Em entrevista à Jovem Pan News, o governador Mauro Mendes criticou a postura dos países desenvolvidos que continuam a aumentar suas emissões de carbono.
Segundo ele, nações de primeiro mundo têm intensificado a liberação de gases poluentes, o que piora as mudanças climáticas globais. No entanto, essas mesmas nações querem “apontar o dedo” para o Brasil, promovendo discursos de “desmatamento zero”, independentemente da legalidade das práticas.
“Os países desenvolvidos seguem aumentando a queima de carvão e combustíveis fósseis, enquanto exigem que o Brasil e outras nações arcassem com essa responsabilidade”, afirmou na entrevista divulgada esta semana.

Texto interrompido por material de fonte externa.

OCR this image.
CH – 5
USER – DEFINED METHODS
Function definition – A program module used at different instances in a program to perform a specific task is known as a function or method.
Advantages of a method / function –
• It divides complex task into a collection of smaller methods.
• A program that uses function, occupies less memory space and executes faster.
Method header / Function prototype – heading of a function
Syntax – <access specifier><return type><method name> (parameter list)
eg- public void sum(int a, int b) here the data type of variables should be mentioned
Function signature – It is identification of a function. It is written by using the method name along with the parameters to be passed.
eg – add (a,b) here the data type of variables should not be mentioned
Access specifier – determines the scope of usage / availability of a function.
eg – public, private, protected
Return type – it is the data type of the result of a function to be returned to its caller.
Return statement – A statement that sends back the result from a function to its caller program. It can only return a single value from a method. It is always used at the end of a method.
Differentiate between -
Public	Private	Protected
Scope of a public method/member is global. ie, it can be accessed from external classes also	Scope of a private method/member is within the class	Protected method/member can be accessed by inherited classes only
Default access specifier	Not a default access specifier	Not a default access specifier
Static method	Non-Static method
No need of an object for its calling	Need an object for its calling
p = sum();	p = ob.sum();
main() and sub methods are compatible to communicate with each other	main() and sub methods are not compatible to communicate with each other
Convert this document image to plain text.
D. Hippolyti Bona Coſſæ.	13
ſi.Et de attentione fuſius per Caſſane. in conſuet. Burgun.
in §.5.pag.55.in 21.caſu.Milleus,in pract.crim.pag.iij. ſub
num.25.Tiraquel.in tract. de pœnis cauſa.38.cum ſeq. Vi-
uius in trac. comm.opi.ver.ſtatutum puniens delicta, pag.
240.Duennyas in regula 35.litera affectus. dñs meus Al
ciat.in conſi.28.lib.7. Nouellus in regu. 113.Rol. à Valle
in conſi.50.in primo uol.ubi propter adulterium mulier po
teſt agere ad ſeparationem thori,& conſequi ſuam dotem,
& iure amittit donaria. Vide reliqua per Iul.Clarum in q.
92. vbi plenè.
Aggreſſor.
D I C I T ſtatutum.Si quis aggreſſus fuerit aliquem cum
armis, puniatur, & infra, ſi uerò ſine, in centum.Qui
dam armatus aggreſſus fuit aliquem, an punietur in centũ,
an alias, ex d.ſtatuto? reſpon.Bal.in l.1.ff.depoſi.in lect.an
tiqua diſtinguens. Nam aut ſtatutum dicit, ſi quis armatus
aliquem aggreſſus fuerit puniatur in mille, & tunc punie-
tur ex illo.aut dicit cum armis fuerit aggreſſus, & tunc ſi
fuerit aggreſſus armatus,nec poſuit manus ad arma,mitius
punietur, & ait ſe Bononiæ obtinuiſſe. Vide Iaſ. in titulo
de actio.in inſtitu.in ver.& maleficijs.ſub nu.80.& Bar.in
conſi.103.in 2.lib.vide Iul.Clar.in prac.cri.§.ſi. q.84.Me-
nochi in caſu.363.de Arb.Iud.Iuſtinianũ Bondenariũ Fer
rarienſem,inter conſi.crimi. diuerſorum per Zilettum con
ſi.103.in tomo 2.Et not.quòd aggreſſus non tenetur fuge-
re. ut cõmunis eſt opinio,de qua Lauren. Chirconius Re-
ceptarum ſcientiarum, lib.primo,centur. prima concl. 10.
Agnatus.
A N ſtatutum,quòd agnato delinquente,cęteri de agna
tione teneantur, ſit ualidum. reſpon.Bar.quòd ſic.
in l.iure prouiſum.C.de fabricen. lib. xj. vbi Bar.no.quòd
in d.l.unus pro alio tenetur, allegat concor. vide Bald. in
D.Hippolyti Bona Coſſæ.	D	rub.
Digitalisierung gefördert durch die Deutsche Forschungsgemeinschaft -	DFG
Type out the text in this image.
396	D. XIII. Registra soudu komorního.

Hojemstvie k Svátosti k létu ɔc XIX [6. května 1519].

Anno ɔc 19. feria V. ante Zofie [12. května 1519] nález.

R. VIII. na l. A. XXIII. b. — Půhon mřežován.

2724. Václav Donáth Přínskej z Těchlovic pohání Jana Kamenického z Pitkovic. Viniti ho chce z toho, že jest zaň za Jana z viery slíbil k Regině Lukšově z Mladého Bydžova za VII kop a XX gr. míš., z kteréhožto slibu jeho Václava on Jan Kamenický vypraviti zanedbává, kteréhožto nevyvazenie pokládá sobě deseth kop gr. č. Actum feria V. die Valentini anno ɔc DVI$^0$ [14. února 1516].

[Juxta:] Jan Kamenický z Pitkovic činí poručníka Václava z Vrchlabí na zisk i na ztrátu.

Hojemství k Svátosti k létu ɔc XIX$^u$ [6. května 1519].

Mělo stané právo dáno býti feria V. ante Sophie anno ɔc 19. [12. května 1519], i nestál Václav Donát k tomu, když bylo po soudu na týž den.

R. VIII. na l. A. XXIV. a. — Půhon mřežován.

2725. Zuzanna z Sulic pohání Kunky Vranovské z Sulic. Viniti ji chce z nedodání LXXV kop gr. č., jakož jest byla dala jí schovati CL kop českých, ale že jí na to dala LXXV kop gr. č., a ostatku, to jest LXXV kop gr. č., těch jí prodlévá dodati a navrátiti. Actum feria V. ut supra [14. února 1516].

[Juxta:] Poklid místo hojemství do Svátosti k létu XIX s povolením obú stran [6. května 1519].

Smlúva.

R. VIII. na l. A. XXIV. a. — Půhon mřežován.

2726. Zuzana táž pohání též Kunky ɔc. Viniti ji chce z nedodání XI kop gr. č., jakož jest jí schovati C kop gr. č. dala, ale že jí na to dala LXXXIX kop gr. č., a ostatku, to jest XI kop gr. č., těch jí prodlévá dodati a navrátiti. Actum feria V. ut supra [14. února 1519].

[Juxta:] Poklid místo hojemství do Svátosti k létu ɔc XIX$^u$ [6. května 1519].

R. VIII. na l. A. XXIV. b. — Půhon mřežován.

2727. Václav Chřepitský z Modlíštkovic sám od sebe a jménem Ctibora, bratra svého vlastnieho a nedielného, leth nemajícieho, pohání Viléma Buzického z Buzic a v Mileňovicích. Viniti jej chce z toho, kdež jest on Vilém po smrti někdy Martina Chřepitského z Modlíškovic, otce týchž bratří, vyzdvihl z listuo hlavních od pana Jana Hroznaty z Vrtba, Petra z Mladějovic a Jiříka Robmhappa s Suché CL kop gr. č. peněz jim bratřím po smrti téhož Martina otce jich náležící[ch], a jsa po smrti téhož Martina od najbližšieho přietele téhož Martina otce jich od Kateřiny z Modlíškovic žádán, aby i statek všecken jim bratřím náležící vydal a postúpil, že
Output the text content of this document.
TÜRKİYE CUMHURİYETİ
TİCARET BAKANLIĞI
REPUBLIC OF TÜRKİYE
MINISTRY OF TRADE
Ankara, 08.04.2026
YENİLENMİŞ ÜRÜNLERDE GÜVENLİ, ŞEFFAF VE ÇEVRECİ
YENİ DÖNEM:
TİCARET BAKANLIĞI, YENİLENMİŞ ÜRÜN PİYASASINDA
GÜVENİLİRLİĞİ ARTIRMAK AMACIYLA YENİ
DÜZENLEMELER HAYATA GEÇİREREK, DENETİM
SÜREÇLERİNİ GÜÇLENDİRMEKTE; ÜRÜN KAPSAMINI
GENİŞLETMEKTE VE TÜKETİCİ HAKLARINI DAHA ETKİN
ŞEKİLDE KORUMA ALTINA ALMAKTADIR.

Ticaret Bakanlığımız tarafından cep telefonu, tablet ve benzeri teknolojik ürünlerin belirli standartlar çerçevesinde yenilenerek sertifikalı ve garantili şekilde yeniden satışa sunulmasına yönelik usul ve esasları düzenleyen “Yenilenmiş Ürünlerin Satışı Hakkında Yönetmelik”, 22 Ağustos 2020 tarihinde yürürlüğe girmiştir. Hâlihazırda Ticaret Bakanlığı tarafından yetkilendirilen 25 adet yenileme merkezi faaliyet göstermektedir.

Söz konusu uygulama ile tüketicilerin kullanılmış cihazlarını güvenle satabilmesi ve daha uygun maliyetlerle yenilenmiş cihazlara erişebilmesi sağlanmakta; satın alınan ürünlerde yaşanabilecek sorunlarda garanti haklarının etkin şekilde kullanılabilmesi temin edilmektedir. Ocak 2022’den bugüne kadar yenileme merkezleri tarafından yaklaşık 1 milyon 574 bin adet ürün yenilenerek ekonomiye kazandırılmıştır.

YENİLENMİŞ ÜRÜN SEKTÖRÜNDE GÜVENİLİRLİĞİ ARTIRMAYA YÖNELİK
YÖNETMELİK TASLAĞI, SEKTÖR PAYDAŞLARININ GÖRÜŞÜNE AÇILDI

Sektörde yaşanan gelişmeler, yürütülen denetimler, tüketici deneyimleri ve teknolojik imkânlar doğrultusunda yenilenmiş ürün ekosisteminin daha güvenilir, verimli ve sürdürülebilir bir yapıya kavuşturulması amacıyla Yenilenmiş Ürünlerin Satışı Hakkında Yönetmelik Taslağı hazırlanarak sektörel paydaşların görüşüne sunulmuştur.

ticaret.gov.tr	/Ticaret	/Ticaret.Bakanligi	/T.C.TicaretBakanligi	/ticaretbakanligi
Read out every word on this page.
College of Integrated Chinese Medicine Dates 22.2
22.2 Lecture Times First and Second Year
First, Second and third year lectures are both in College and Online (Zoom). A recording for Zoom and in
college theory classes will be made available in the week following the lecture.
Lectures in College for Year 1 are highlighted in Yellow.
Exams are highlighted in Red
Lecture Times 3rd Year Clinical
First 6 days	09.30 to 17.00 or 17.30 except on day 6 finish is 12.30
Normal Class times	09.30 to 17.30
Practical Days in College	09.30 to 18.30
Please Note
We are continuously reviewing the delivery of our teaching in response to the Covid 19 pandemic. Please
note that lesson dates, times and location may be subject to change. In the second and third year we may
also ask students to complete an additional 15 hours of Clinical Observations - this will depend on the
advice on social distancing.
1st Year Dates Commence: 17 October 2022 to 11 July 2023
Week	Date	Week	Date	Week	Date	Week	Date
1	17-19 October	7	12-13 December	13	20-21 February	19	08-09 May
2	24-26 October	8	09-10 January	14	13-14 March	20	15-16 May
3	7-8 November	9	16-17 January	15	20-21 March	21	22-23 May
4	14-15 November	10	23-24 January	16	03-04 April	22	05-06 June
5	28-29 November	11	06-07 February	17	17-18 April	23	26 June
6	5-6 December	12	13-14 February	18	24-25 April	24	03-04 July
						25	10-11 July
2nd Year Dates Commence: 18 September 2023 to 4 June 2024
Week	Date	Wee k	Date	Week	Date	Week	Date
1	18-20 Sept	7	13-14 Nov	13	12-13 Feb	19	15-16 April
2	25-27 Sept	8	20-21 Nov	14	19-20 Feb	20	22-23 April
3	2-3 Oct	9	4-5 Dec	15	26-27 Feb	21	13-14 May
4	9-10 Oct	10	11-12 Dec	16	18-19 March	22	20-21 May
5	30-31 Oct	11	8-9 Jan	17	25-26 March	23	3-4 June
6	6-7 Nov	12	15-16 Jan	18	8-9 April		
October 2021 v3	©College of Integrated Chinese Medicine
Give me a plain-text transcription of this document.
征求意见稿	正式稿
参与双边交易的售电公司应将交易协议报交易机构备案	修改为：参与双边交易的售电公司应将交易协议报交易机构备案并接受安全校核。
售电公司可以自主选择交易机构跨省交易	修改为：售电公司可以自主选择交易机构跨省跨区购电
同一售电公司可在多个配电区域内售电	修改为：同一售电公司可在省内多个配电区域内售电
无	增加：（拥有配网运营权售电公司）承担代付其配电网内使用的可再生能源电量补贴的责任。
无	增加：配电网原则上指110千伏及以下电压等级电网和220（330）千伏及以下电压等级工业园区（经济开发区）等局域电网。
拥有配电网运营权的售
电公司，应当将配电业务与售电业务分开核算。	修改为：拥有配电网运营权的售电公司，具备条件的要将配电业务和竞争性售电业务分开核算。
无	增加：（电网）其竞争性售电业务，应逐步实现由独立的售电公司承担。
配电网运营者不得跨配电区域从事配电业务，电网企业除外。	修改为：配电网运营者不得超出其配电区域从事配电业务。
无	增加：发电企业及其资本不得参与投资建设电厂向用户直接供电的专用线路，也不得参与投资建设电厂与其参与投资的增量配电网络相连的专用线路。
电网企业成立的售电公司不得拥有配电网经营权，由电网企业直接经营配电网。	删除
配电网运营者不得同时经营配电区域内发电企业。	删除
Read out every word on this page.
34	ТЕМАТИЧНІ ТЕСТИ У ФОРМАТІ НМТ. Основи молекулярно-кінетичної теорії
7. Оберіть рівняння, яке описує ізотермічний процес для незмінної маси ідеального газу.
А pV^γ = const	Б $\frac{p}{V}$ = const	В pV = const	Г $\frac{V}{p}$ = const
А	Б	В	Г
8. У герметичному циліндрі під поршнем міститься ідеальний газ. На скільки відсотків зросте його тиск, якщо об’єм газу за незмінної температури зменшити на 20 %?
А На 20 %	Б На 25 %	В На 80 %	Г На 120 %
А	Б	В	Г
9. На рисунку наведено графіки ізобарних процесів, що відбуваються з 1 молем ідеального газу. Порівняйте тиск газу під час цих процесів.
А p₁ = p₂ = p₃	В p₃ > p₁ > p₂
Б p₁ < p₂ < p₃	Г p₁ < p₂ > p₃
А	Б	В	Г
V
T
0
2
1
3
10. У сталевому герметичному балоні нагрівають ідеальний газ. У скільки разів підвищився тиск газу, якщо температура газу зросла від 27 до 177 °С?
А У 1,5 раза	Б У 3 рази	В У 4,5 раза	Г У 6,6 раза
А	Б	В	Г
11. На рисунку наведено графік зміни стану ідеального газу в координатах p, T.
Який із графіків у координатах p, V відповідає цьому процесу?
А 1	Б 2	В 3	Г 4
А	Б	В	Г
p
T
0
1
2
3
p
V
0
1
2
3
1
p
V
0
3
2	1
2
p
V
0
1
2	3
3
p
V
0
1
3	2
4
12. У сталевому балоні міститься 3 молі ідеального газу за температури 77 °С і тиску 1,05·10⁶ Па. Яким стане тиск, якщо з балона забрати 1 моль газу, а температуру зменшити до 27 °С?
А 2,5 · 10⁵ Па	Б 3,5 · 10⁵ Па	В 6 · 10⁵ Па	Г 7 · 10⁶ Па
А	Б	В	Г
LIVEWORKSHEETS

Mendes expressou sua “baixa expectativa” para a Conferência Internacional do Clima (COP), que ocorrerá em Belém (PA) neste ano. Ele revelou que não participou da última COP devido à frustração, lembrando que já esteve em várias, mas considera que há muita conversa vazia e promessas não cumpridas. “Desde a Rio 92, já ocorreram 29 COPs. Prometeram bilhões, mas não concretizaram nada”, criticou.
O governador enfatizou que o Brasil não deve ser tratado como um vilão ambiental nem carregar sozinho o ônus da preservação do planeta, recebendo apenas “migalhas” até agora.
“Esse mercado de crédito de carbono é como a perna do saci-pererê: todos falam, mas pouco se realiza. Não quero esmola de países que venham nos criticar e dizer o que devemos fazer. Devemos sim preservar, pois reconhecemos a importância da Amazônia e dos nossos biomas para o clima. Não estamos mais na era de depender de migalhas de ninguém”, concluiu.